I remember very clearly the first time that I met my now husband. I was a struggling actor waiting tables to make ends meet and he was the new sous chef at the restaurant that I was currently working in. My first impression of him was that he was an excellent chef. Beyond that, I did not give him any thought whatsoever. He was simply not the picture of a man that I thought I would ever be in a relationship with; much less marry. I was in my 20’s and I knew everything and most of all, I knew that he was not good enough for me. As a woman in my 40’s, I am embarrassed by the knowledge that I ever had such a thought. But more than being embarrassed, I sometimes look back to that moment and realize just how close I came to missing out on one of the most significant relationships my life. Cut to 21 years later and I can unequivocally tell you that my husband is altogether too good for me.
Sometimes, our most significant relationships take time.
The lessons about love that I thought I had conquered in my 20’s have recently come back to the forefront of my life. My husband and I have recently become legal guardians for my estranged brother-in-law who suffered a catastrophic stoke. Somehow, even though he has lost the ability to speak, we are, after all these years apart, growing in relationship with him. My mother and I have recently opened old wounds that have festered between us for years despite our extremely close relationship. Somehow, by saying the things that you are not supposed to say, we have found ourselves at the precipice of an even deeper understanding. I am beginning to understand that some relationships just won’t be rushed. I have visited with a friend who recently suffered a serious health scare and despite issues that were present before the scare, we greeted each other with open arms and tears of joy. The old adage remains true; don’t leave unfinished business with people that you care about.

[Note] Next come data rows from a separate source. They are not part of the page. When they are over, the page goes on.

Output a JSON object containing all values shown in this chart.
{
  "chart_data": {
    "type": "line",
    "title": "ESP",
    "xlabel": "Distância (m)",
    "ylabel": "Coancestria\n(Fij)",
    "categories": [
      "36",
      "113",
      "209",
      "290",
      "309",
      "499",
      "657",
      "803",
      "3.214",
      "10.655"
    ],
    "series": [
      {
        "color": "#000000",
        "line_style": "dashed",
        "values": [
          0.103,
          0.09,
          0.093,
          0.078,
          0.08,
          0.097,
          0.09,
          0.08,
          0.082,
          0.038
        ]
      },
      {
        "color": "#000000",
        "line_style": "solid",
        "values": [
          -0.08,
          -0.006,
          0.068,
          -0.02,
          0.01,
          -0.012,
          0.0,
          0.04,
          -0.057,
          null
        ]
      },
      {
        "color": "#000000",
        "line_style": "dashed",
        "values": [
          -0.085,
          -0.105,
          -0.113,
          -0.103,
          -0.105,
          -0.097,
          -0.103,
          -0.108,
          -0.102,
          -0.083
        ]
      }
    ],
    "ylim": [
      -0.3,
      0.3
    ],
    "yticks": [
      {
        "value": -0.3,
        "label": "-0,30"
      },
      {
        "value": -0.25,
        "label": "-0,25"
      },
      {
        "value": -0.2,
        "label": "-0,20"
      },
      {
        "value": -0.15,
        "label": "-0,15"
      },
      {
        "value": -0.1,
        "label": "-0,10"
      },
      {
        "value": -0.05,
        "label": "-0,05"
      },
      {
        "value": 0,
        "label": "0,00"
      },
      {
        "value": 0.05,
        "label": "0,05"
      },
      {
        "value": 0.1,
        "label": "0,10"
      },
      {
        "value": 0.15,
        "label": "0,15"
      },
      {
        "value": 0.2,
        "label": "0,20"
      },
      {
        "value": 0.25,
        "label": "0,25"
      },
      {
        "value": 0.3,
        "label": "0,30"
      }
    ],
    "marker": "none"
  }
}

As I said, the lessons have been coming at an accelerated pace these days. Ready or not, I have walked away from the shallows and am now swimming in the deep end of love. It is a vast abyss; it is varied and I can not always clearly see where I am going. It is a place where you never touch the bottom but rather discover that the experiences simply continue to deepen in a myriad of unexpected ways. It is a place of unknowns that the girl in my 20’s may have avoided but it is a place that the woman in my 40’s feels compelled to explore.
As if the analogy above was not quite trite enough, allow me to dive even deeper into it. Sometimes, it takes time to unearth the treasure buried in our closest relationships. These relationships require us to take the time to know ourselves better and to deepen our understanding of love itself in all its forms. They require our attention, our willingness, our patience, our commitment. They require us to speak our truth and to hear another’s truth in return. They require us to continually work with an open heart. They require nothing less than for us to put aside our fears about diving in as they implore us to embrace more meaningful adventures.
In the past several months, many of you have shared with me your own stories from the depths. In comparing notes about our adventures, we have enlightened each other with the wisdom that we have unearthed. We have become trusted diving buddies; encouraging each other to take a deep breath, jump in and explore even the most difficult depths with a sense of awe.
Here’s to never touching the bottom…
And you’re an excellent writer, too? Wow. We are so lucky to have you. Cheers to the deep end! Thanks, Kelli.
Kelli, I admire and respect you for your candor. And, as I’ve already told you before, I love the “Time for All Ages” that you do so often during worship. Today, for example, was first rate!